In 1885, King Edward VII visited Easthampstead Park while Prince of Wales. One of his handwritten letters, dated from the Park 18 June 1885, has been offered for sale by Heritage Auction Galleries of Dallas, Texas
.

The Downshires were very active in the affairs of Ireland, but Arthur Hill, 6th Marquess of Downshire (1871–1918) lived principally at Easthampstead Park until his death. These were the golden days of Easthampstead Park, especially during Royal Ascot week each year. The sixth Marquess and his son employed a large staff of gardeners and others, and took great personal interest in the estate, even assisting with the upkeep of the roads with their own steam roller. The Park also contained a miniature steam railway, since removed to a south coast resort. The old engine shed still survives near the original ha-ha at the edge of the current gardens however. The gardens are well stocked with a large number of mature trees of diverse and often exotic species.

During the Second World War, part of the mansion was used by St Paul's School, which was evacuated from London. Until 1945, masters and boys lived in Crowthorne, lessons took place in Easthampstead Park, while Wellington College lent playing fields and laboratories. The Army made use of the Park and built many Nissen huts. The Army's presence attracted German aircraft in 1941 which dropped a stick of bombs down the main drive, the last one hitting the Lodge at the main gate.

==College and school==
After the War, Easthampstead Park was sold to Berkshire County Council. After repairs following a fire in 1949, a training college for women teachers was opened, the mansion was altered and extended, and a new gymnasium and study block, now known as the Whitfield building was erected. Tennis courts were built or renovated, but one at the edge of the park is derelict. A Christmas Party in the well of the main staircase was held every year during the life of the college. There was a library situated behind the main hall, and the students developed their own garden near to one of the tennis courts. During the period, the gardens contained a vegetable garden near to the present school. Dances were organised regularly in the main hall.

In 1968, Easthampstead Park College was amalgamated with Bulmershe College to form the Berkshire College of Education. The last students training to teach were withdrawn from Easthampstead Park in 1972, when an Educational Centre was opened, initially comprising an adult residential college and Easthampstead Park School.

In 1984 SEBEV Search and Rescue moved into the basement area of the mansion which was already being used as a government nuclear fallout shelter, and remained there until relocating in 2018.

In 1995, Easthampstead Park School relocated to a new location nearby and the mansion is now used as Easthampstead Park Conference Centre and Bracknell Forest Education Centre. Inside the mansion, rooms are named after the Trumbull, Sandys, Hill and Downshire families and their estates, and former staff of the college such as Wylie and Lewis.

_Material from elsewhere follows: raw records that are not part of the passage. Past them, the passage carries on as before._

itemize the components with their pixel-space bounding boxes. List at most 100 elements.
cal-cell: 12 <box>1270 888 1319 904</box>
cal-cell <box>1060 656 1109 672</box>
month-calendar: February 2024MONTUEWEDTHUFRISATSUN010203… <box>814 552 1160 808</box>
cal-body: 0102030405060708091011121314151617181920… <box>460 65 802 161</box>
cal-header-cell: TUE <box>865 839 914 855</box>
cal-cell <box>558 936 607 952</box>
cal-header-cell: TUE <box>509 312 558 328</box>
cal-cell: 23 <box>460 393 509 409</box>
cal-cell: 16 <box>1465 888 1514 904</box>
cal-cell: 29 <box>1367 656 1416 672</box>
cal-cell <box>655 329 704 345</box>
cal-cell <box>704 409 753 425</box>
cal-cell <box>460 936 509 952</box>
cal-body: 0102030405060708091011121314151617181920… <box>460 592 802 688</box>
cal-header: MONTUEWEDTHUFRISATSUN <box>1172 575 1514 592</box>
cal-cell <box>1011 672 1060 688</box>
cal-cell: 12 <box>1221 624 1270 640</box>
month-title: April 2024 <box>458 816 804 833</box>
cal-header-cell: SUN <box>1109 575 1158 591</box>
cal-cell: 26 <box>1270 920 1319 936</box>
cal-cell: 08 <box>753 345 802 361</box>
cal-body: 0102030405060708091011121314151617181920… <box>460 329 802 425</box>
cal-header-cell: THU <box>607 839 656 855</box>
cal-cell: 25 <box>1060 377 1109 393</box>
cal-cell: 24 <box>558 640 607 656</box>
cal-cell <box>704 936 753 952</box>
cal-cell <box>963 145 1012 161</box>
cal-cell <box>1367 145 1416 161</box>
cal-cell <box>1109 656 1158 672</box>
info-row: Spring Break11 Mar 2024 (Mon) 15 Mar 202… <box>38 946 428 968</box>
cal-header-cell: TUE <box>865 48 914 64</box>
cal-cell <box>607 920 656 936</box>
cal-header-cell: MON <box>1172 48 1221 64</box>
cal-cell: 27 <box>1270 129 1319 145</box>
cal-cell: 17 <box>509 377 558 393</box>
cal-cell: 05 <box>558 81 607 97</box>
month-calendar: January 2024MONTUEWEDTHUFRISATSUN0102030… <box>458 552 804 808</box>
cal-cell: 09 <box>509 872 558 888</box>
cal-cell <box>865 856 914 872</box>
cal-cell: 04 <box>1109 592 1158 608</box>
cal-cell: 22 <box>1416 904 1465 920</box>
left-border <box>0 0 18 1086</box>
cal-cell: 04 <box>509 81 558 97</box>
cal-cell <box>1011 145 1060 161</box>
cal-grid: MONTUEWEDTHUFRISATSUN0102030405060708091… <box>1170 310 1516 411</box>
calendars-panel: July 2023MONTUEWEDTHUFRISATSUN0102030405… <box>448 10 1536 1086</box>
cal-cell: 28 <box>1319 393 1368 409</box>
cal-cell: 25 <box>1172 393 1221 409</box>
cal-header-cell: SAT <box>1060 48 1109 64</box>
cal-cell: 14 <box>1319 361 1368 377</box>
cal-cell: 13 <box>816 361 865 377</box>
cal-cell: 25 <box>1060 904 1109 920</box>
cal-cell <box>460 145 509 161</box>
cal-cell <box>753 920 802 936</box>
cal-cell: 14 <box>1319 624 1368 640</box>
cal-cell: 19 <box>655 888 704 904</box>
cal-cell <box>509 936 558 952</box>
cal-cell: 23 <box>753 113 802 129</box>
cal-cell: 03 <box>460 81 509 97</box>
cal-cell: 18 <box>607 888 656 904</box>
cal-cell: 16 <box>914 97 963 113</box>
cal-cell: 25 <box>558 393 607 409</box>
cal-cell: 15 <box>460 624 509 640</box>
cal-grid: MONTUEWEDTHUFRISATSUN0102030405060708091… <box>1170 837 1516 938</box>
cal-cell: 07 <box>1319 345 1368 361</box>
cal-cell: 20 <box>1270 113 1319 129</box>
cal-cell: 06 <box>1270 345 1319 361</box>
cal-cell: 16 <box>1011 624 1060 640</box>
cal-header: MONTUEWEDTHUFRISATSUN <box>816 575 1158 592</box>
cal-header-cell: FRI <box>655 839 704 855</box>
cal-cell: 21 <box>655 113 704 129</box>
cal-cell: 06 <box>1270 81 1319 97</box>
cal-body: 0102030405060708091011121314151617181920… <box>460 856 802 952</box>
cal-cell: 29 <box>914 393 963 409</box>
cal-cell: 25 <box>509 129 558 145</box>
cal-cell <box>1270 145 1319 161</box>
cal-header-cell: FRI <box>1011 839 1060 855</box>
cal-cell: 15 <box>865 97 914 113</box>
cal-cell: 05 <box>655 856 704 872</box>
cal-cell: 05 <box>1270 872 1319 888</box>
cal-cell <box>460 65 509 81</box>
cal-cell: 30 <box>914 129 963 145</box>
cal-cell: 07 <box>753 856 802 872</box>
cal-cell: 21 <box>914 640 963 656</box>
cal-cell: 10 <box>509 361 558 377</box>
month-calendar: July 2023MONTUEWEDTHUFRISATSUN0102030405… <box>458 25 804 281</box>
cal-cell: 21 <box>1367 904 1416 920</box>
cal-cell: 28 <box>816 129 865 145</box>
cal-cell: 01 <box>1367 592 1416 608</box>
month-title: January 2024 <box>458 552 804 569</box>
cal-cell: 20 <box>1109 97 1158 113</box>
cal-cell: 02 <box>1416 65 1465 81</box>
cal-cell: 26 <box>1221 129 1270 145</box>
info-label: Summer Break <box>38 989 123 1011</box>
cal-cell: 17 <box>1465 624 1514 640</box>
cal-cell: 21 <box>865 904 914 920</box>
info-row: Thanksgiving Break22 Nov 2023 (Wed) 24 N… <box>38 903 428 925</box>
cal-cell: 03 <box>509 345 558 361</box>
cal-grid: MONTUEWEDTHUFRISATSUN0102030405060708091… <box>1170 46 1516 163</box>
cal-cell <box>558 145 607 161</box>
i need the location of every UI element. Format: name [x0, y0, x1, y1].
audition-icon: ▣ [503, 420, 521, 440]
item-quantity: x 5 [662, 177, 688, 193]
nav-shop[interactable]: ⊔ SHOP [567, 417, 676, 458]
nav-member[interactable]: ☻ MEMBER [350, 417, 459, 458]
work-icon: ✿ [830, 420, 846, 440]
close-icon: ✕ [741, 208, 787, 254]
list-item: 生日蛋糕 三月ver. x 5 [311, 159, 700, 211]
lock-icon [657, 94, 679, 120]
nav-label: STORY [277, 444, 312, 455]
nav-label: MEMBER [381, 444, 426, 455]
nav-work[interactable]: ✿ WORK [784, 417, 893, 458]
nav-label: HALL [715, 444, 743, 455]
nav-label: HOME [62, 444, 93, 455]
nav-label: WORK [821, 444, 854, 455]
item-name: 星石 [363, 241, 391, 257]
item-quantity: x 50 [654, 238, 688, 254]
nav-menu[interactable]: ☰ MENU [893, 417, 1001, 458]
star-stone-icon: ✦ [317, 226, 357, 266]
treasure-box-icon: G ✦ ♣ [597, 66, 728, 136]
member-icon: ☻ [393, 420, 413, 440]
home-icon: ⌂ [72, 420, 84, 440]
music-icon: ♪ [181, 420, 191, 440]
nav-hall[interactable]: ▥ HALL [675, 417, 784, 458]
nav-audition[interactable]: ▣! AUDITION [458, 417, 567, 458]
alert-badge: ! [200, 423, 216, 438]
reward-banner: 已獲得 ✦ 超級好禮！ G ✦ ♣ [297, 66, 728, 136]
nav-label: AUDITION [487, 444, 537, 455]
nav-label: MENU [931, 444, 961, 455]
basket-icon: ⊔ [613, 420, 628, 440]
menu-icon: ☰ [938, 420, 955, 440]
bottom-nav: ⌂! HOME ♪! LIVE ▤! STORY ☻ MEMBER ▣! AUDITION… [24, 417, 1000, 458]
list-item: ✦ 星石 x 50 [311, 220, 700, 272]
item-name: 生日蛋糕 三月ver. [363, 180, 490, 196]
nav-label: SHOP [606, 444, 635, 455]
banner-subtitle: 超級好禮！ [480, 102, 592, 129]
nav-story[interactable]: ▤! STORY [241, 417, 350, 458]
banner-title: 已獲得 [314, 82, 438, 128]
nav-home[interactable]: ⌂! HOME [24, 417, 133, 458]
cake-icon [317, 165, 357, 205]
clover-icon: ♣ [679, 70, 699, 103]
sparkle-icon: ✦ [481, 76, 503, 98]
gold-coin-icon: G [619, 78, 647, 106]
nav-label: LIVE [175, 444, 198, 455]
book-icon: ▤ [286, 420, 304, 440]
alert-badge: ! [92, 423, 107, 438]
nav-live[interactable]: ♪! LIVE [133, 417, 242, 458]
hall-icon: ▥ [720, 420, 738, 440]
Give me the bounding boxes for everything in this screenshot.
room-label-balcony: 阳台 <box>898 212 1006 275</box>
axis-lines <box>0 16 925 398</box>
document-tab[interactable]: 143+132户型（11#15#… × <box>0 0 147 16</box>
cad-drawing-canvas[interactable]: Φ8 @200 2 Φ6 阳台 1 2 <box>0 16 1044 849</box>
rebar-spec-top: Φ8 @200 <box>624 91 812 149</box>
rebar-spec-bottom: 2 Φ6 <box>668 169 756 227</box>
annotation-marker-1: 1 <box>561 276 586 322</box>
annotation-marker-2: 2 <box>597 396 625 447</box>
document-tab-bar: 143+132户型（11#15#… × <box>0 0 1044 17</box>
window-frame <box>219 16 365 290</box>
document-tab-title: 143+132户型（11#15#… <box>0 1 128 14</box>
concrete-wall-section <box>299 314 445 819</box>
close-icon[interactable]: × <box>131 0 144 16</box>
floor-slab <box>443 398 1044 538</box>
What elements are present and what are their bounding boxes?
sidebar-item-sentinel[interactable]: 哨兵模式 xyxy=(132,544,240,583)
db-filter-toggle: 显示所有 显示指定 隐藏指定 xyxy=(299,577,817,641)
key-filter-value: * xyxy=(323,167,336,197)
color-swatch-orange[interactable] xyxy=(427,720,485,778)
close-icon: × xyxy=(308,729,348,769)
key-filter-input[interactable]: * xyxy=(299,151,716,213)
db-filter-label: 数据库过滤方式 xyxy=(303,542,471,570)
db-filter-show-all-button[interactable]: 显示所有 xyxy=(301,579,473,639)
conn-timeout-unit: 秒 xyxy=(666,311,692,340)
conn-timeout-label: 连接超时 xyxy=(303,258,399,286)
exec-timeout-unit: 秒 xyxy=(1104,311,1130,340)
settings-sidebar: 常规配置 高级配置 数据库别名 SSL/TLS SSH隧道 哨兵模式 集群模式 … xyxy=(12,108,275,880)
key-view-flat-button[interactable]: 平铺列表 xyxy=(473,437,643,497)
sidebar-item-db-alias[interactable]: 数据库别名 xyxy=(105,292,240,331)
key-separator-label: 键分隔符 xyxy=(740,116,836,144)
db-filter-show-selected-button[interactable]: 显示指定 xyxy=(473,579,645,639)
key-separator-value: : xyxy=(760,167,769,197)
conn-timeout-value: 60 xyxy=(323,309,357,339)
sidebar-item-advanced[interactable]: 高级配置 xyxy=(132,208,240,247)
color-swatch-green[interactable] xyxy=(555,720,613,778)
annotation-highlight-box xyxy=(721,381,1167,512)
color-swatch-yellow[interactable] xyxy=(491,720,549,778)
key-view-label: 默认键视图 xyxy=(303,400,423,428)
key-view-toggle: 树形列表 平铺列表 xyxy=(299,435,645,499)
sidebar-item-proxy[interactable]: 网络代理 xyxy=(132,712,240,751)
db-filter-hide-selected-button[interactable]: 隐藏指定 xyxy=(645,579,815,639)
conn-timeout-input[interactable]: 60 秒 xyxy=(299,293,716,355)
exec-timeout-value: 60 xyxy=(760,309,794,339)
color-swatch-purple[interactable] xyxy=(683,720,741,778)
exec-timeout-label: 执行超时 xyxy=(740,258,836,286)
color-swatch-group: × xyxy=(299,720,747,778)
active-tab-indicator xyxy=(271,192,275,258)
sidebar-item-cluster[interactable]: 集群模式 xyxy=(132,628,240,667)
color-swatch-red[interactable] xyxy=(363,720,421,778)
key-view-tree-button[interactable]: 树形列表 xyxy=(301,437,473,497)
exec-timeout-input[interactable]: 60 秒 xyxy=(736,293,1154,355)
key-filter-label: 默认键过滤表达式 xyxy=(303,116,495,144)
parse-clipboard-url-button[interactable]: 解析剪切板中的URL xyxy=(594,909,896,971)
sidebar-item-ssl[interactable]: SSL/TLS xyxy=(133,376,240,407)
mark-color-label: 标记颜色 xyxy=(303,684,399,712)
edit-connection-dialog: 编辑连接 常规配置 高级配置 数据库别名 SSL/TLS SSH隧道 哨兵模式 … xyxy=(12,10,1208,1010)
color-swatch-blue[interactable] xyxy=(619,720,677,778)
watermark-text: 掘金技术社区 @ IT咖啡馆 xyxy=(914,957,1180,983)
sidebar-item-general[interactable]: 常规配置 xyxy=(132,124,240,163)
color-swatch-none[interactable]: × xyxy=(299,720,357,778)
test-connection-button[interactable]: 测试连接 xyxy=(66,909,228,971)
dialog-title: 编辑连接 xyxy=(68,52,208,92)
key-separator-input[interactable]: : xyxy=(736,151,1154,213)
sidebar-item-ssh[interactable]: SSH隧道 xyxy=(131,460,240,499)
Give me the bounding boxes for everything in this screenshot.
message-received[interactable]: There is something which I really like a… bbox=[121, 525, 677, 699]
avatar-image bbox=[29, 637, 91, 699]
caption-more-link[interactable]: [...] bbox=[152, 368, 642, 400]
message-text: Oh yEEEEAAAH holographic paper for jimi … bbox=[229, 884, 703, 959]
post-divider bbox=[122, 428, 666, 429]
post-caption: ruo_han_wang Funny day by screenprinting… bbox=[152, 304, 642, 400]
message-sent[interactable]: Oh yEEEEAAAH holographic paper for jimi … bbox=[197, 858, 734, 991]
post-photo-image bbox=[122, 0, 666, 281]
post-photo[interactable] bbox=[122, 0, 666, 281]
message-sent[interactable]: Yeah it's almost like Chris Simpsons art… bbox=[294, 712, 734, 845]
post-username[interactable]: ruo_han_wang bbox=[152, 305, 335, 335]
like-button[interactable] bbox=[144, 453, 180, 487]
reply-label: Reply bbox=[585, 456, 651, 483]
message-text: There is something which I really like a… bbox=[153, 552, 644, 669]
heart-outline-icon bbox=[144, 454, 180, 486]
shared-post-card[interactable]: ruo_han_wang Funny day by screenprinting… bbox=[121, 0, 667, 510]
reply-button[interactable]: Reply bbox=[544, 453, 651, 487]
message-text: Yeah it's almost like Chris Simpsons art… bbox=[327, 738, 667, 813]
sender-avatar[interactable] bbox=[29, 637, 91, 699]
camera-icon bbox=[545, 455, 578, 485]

Coincidentally, the school's first Headteacher, Derrick Hurd had previously been the first Head of John Mason School in Abingdon, named after the Oxfordshire spy and diplomat who, in the 16th Century had been keeper of the Easthampstead Park estate.

Hotel and Conference Centre

Active Hospitality, which came into existence in 2016, won the contract In 2018 to take over the house from Bracknell Council and have agreed a 999-year lease with the council after proposing to spend £10m on developing the site. In 2024, Active Hospitality opened the new King's Suite, a purpose-built venue to hold weddings renting out from £25,000.